Facing saturated markets, companies have found that traditional growth models are, at best, a source of incremental revenue replacement given the rate of commoditization and price erosion due to increased competition. As a result, forward-looking companies are focusing on more sophisticated forms of innovation—strategic innovation—to provide a platform for new, sustained growth. Strategic innovation, a fusion of strategy and innovation, is best understood as innovation at the core of the business concept level. It involves the introduction of new business models (frameworks for creating customer and economic value) that radically transform industry economics and upend entire markets, often at the expense of sleepy industry incumbents.
Today’s competitive environment presents difficult challenges for executives in many mature organizations: global competition, industry convergence, disruptive technologies, new entrants, evolving customer needs, and the rapid commoditization of products and services. Facing ongoing growth and earnings pressures, executives are increasingly asking people to ‘think differently’ about the business, to look at markets expansively, and to conceptualize new sources of customer value that will catalyze new businesses and revenue streams. In the language of the new competitive playing field, they are asking for strategic innovation.
A radical ethos underpins much of the thinking around strategic innovation given its power to transform customer expectations, the rules of competition, and industry economics. In Gary Hamel’s terms ‘Pioneers do not make minor adjustments to established business concepts, they rethink them from the ground up in unconventional ways to create entirely new models’. As Hamel admonishes, ‘a company that is not experimenting with new business concepts is probably living on borrowed time’.
The evidence, however, shows that most strategic breakthroughs are launched by newcomers, the so-called nontraditional competitors, not industry incumbents. Notwithstanding this imperative, why then is strategic innovation so difficult to achieve in mature organizations? The answer, we believe, may lie in the dynamic interplay between two person-environment factors in mature organizations: cognitive complexity and the invisible hand of organizational orthodoxy.
Strategic innovation is by nature a cognitively complex process requiring sophisticated ways of knowing and higher-order learning capabilities. It requires much more than simply ‘being creative’. According to the prestigious researcher on innovation Jeffrey S. Kuhn, conceptualizing new sources of customer value, business models and revenue streams in a complex, dynamic environment requires sophisticated cognitive capabilities as the following:
- Sense making: A macroscopic lens to scan and interpret, rapidly reframe, and generate insight into the changing environment.

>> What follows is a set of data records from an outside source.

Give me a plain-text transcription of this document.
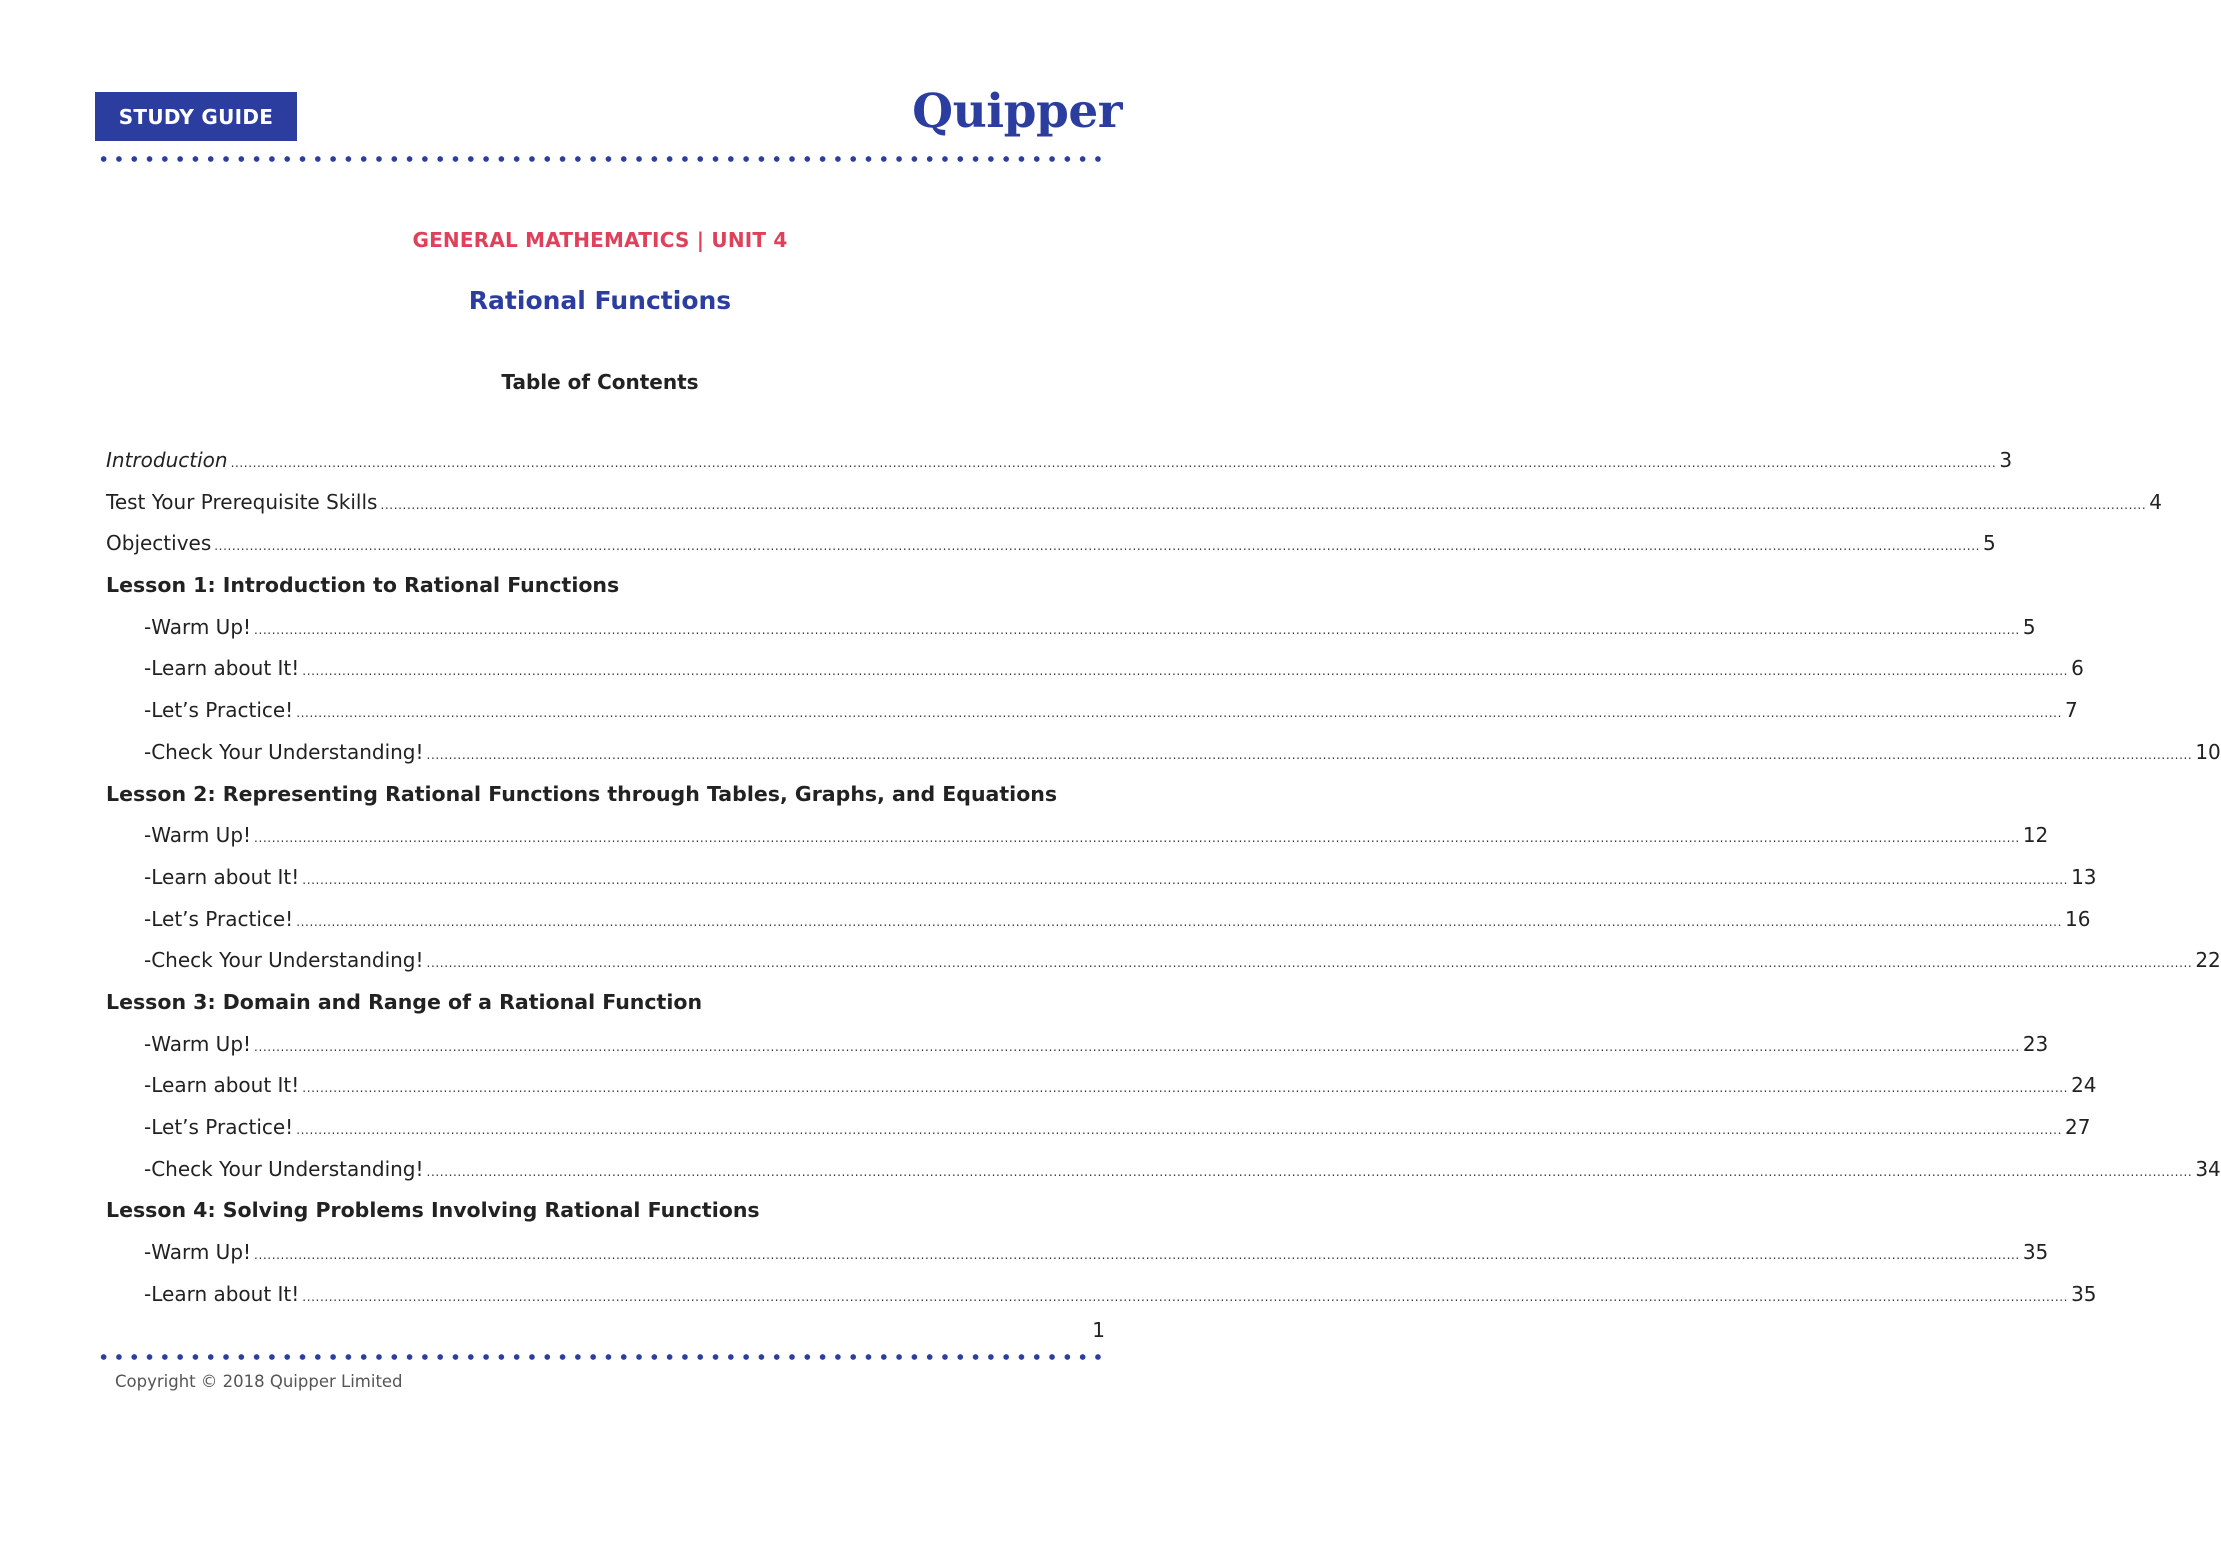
STUDY GUIDE	Quipper
GENERAL MATHEMATICS | UNIT 4
Rational Functions
Table of Contents
Introduction ................................................................................................................................................................................................................................................................................................................................................................................................................ 3
Test Your Prerequisite Skills ................................................................................................................................................................................................................................................................................................................................................................................................................ 4
Objectives ................................................................................................................................................................................................................................................................................................................................................................................................................ 5
Lesson 1: Introduction to Rational Functions
- Warm Up! ................................................................................................................................................................................................................................................................................................................................................................................................................ 5
- Learn about It! ................................................................................................................................................................................................................................................................................................................................................................................................................ 6
- Let’s Practice! ................................................................................................................................................................................................................................................................................................................................................................................................................ 7
- Check Your Understanding! ................................................................................................................................................................................................................................................................................................................................................................................................................ 10
Lesson 2: Representing Rational Functions through Tables, Graphs, and Equations
- Warm Up! ................................................................................................................................................................................................................................................................................................................................................................................................................ 12
- Learn about It! ................................................................................................................................................................................................................................................................................................................................................................................................................ 13
- Let’s Practice! ................................................................................................................................................................................................................................................................................................................................................................................................................ 16
- Check Your Understanding! ................................................................................................................................................................................................................................................................................................................................................................................................................ 22
Lesson 3: Domain and Range of a Rational Function
- Warm Up! ................................................................................................................................................................................................................................................................................................................................................................................................................ 23
- Learn about It! ................................................................................................................................................................................................................................................................................................................................................................................................................ 24
- Let’s Practice! ................................................................................................................................................................................................................................................................................................................................................................................................................ 27
- Check Your Understanding! ................................................................................................................................................................................................................................................................................................................................................................................................................ 34
Lesson 4: Solving Problems Involving Rational Functions
- Warm Up! ................................................................................................................................................................................................................................................................................................................................................................................................................ 35
- Learn about It! ................................................................................................................................................................................................................................................................................................................................................................................................................ 35
1
Copyright © 2018 Quipper Limited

- Strategic Thinking: Pattern recognition, the ability to “connect the dots” at a strategic level, to see underlying patterns, discontinuities, and future scenarios, and how they interact to create opportunities for new growth.

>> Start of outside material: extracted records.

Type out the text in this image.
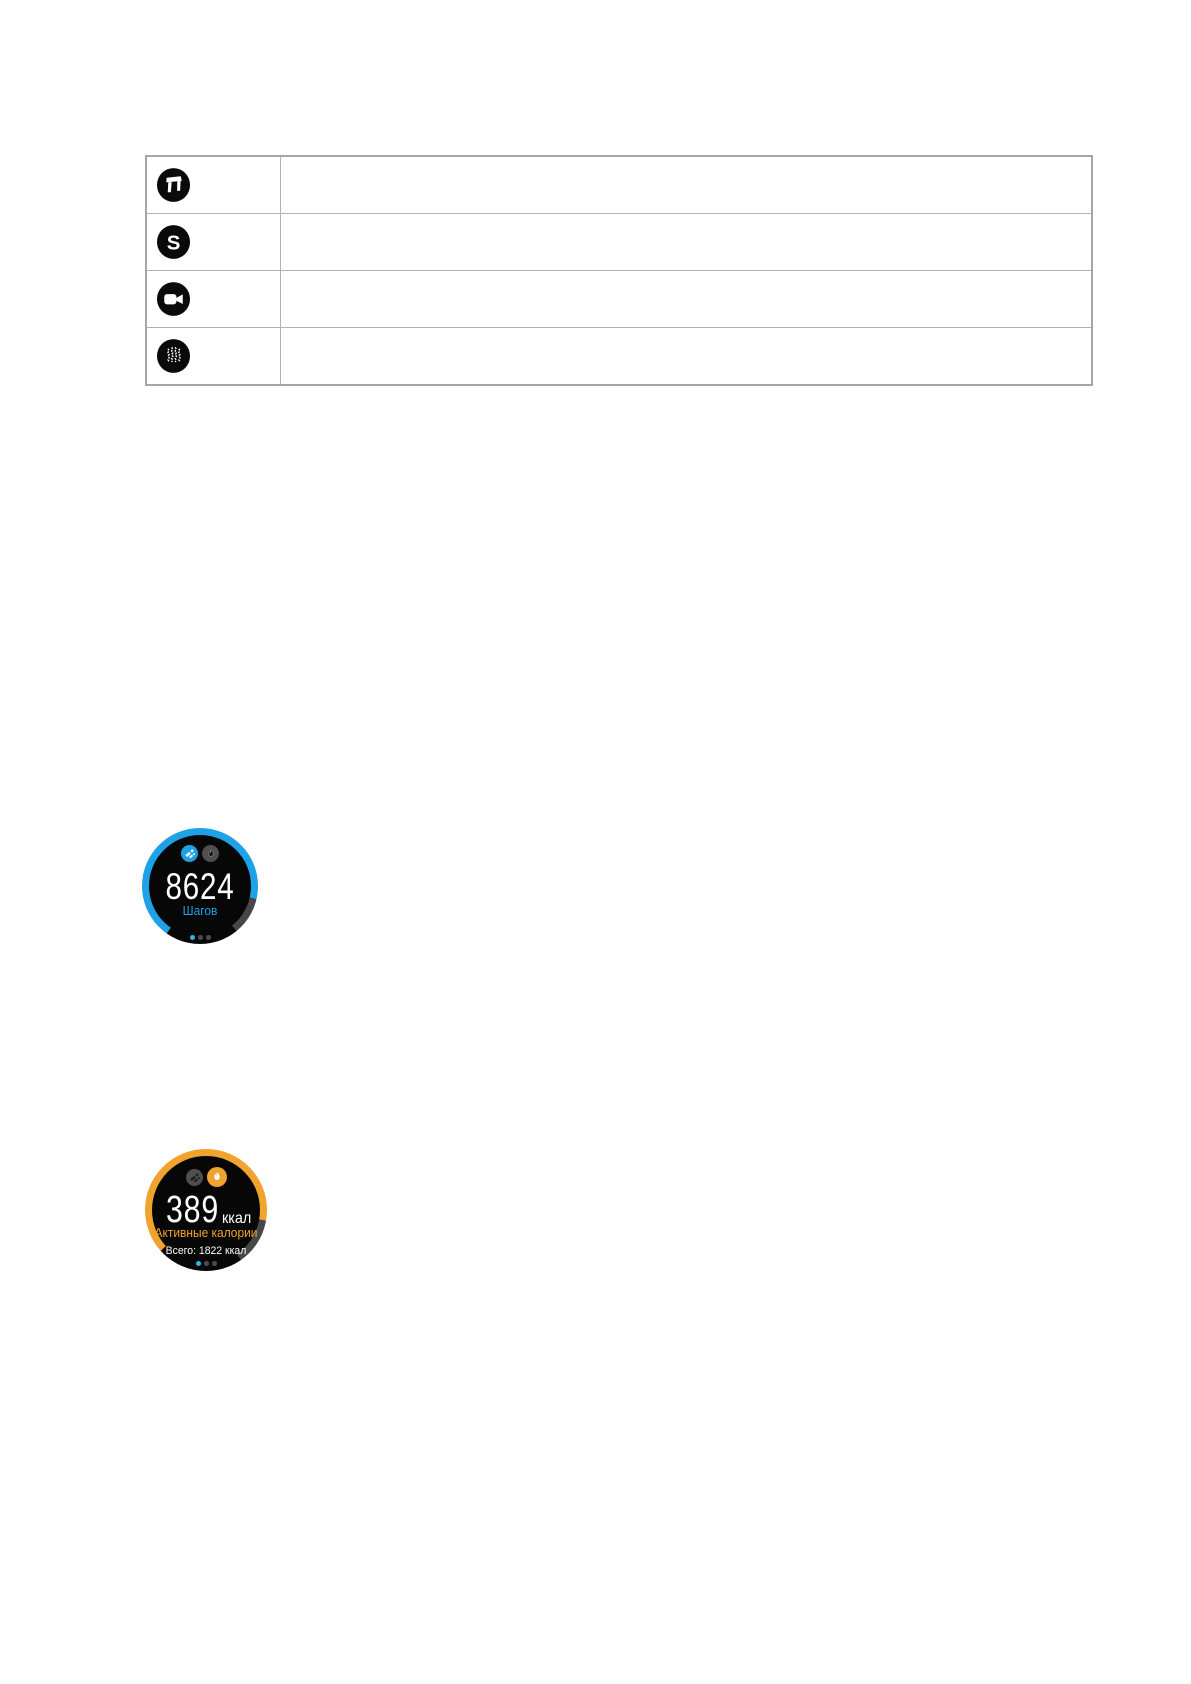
S	

8624
Шагов
389 ккал
Активные калории
Всего: 1822 ккал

- Critical Thinking: The ability to examine and transform strategic assumptions, orthodoxies, mental models, and other blind spots that impede divergent thinking and strategic innovation.

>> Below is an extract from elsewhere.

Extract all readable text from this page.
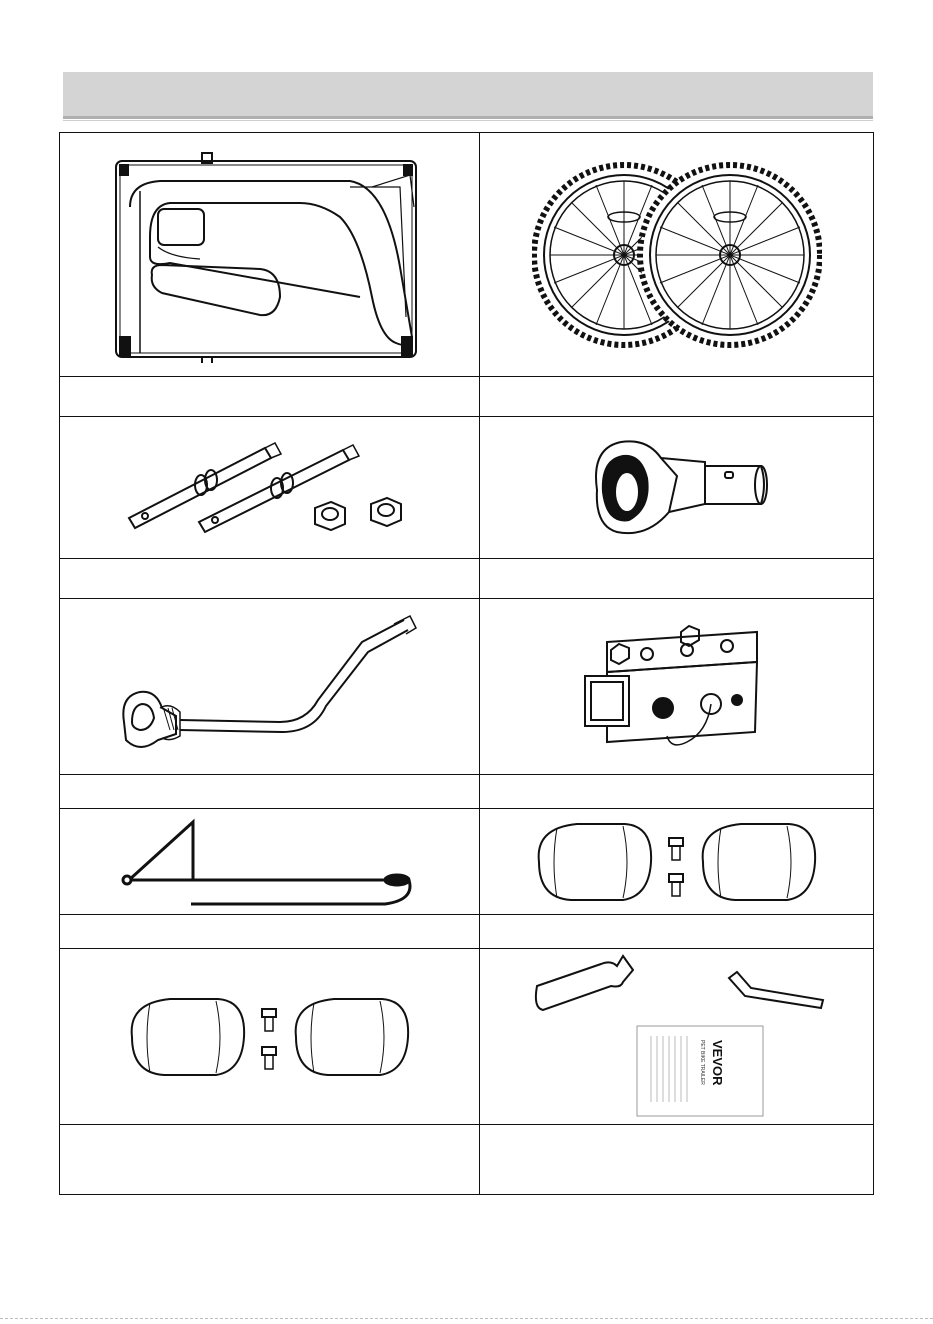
VEVOR
PET BIKE TRAILER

- Divergent Thinking: The capacity to expand the boundaries of mental models and see things from, often paradoxical, perspectives. The ability to break existing frames, and make new combinations among seemingly disparate elements.
- Conceptual capacity: The ability to conceive and conceptualize; to think holistically and abstractly in terms of concepts, models and architectures.
- Malleable learning orientation: A malleable, non-linear learning orientation that is “at home” in a dynamic environment rife with ambiguous information, loosely structured problems, deep uncertainty, paradox, and complex tradeoffs. The ability to learn through continuous experimentation as well as from and through experience.
The ability to think in ways that achieve strategic innovation can be hampered by the invisible hand of organizational orthodoxy. Orthodoxies are self-imposed beliefs and theories of success about the business, the boundaries of the industry, the business the firm is in, how customer value is created, the basis of competition, how the value chain is structured, etc. There are both industry-level orthodoxies (the way to do business in this business) and company-level orthodoxies (how we do things around here). Here are some examples: This is a mature industry, there’s no room for innovation in this business… This is a commodity business, it’s all about scale, not innovation…This is a cyclical business, the art is in riding the pricing cycles…This is a highly-regulated industry, our hands are tied…Innovation equals new products, there is no value in being the first mover...Our innovative products will be imitated by the competition the day they hit the market.
Organizations of all shapes and sizes undergo a series of life-cycle changes as they evolve from nascent start-ups to established enterprises intent on defending their hard-earned market share. Too often as an organization matures, an entrepreneurial spirit of discovery gives way to complacency, risk aversion, inward focus and incrementalism. The gravitational pull of the past and forces of equilibrium make it difficult to contemplate alternative futures. Core competencies turn into core rigidities. As a result, companies devote much more energy to optimizing what is than to imagining what could be, leaving the job of strategic innovation to nimble newcomers.
In the past firms often maintained a business model for long periods, but this is often no longer possible. New competitors with different products and services, changing patterns of demand, new product, production or distribution technologies, new communication channels like the internet and new opportunities for collaboration – all may erode the power of established business models. Due to the rapidly changing business environment, firms need to review and adapt their business model – and become adept at doing so. This requires turning the innovation effort back to the core.